Creating the traditional treat is a multiday event that requires many hands, long hours and physical labor. It is also a time of fellowship and socializing with friends and family that perpetuates the tradition and those who have died, Yamamoto said. That is why the mission pounds a batch the traditional way.
“It’s about honoring our ancestors and preserving this tradition,” Yamamoto said as a handful of youngsters worked the freshly steamed rice with long sticks before pounding the rice with a pestle, known as a kine, and a nearly five-generation-old mortar, or usu. “That is why we let the kids do it.”
Mochi is sweet rice that is soaked and steamed until soft, then pounded, or run through a mochi-making machine, until it reaches a thick, pasty consistency, Yamamoto said. It is then shaped using potato starch; flavorings are sometimes added, but the Daifukuji Soto Mission sticks to the traditional plain treat that can be used in soup like ozoni or eaten as a treat.
Yamamoto estimated some 250 kagami, a traditional Japanese decoration consisting of two stacked round mochi and a type of citrus that is often placed on an altar, and 4,500 2-ounce plain mochi would be made by the volunteers. People began picking up their hand-shaped goodies around 9:30 a.m.
Roughly 50 to 80 people were helping make mochi at any given time on Friday, Yamamoto said. That follows a day’s worth of work Thursday soaking and rinsing 540 pounds of dry mochi rice before steaming began around 2:30 a.m. Friday.
One of the many helpers, Lyanne Asada first made mochi at the mission 21 years ago at the age of 10 when she was taking part in taiko drumming. Many years later, the Kona resident still returns to help, as well as to share her knowledge and mastery of the mochi-making process.
“We need to show them (the kids) an example so they can carry on the tradition,” she said while using her fingers to check the mochi’s consistency. “It’s an important tradition, and it’s important to the community and culture to continue this because you don’t want the tradition to die.”

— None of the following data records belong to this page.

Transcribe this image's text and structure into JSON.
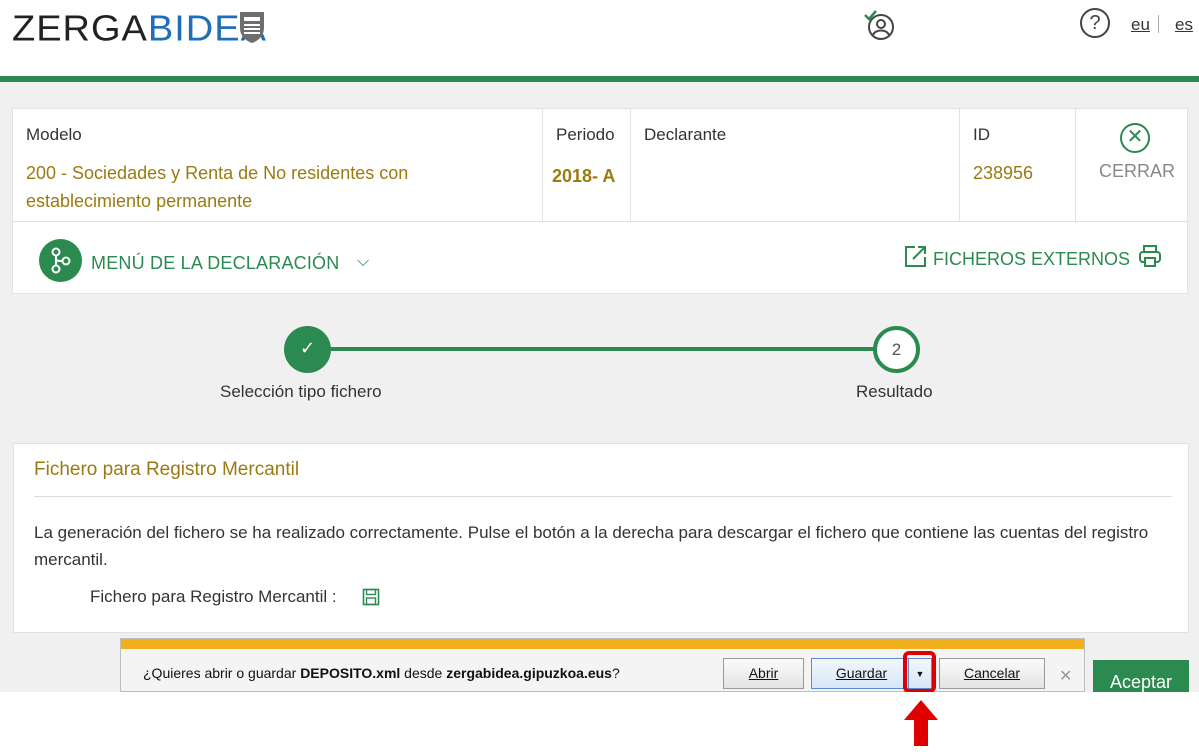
{
  "header": {
    "logo_part1": "ZERGA",
    "logo_part2": "BIDEA",
    "help_symbol": "?",
    "lang_eu": "eu",
    "lang_es": "es",
    "icons": [
      "shield-logo-icon",
      "user-check-icon",
      "help-icon"
    ]
  },
  "declaration": {
    "modelo_label": "Modelo",
    "modelo_value": "200 - Sociedades y Renta de No residentes con establecimiento permanente",
    "periodo_label": "Periodo",
    "periodo_value": "2018- A",
    "declarante_label": "Declarante",
    "declarante_value": "",
    "id_label": "ID",
    "id_value": "238956",
    "cerrar_label": "CERRAR",
    "cerrar_symbol": "✕"
  },
  "menu": {
    "menu_label": "MENÚ DE LA DECLARACIÓN",
    "chevron": "⌵",
    "external_files_label": "FICHEROS EXTERNOS"
  },
  "stepper": {
    "step1_symbol": "✓",
    "step1_label": "Selección tipo fichero",
    "step2_number": "2",
    "step2_label": "Resultado"
  },
  "result": {
    "title": "Fichero para Registro Mercantil",
    "message": "La generación del fichero se ha realizado correctamente. Pulse el botón a la derecha para descargar el fichero que contiene las cuentas del registro mercantil.",
    "file_label": "Fichero para Registro Mercantil :"
  },
  "download_bar": {
    "prompt_prefix": "¿Quieres abrir o guardar ",
    "file_name": "DEPOSITO.xml",
    "prompt_middle": " desde ",
    "source": "zergabidea.gipuzkoa.eus",
    "prompt_suffix": "?",
    "open_label": "Abrir",
    "save_label": "Guardar",
    "arrow_symbol": "▼",
    "cancel_label": "Cancelar",
    "close_symbol": "✕"
  },
  "footer": {
    "accept_label": "Aceptar"
  },
  "colors": {
    "brand_green": "#2b8a4f",
    "value_gold": "#9b7a12",
    "logo_blue": "#1e6fb8",
    "notification_yellow": "#f2b01e",
    "highlight_red": "#e00000"
  }
}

She also said the mission’s programs, like taiko drumming, helped make her a better leader.
“It brought a whole other side of me out,” Asada said. “I used to be shy, but it made me very outgoing.”
Fourteen-year-old Derek Ogi, a Konawaena High School student who helped with the ceremonial pounding of the mochi with the usu and kine, as well as forming the mochi, said he takes part in the annual event to carry on the tradition, as well as support funding the taiko program, of which he is a member. The hardest thing about pounding the mochi by hand is getting the technique right, since each strike needs to be timed correctly and hit accurately — otherwise the kine could crack.
“It’s important to our culture and church to do the mochi like this,” he said. “I will get it down eventually.”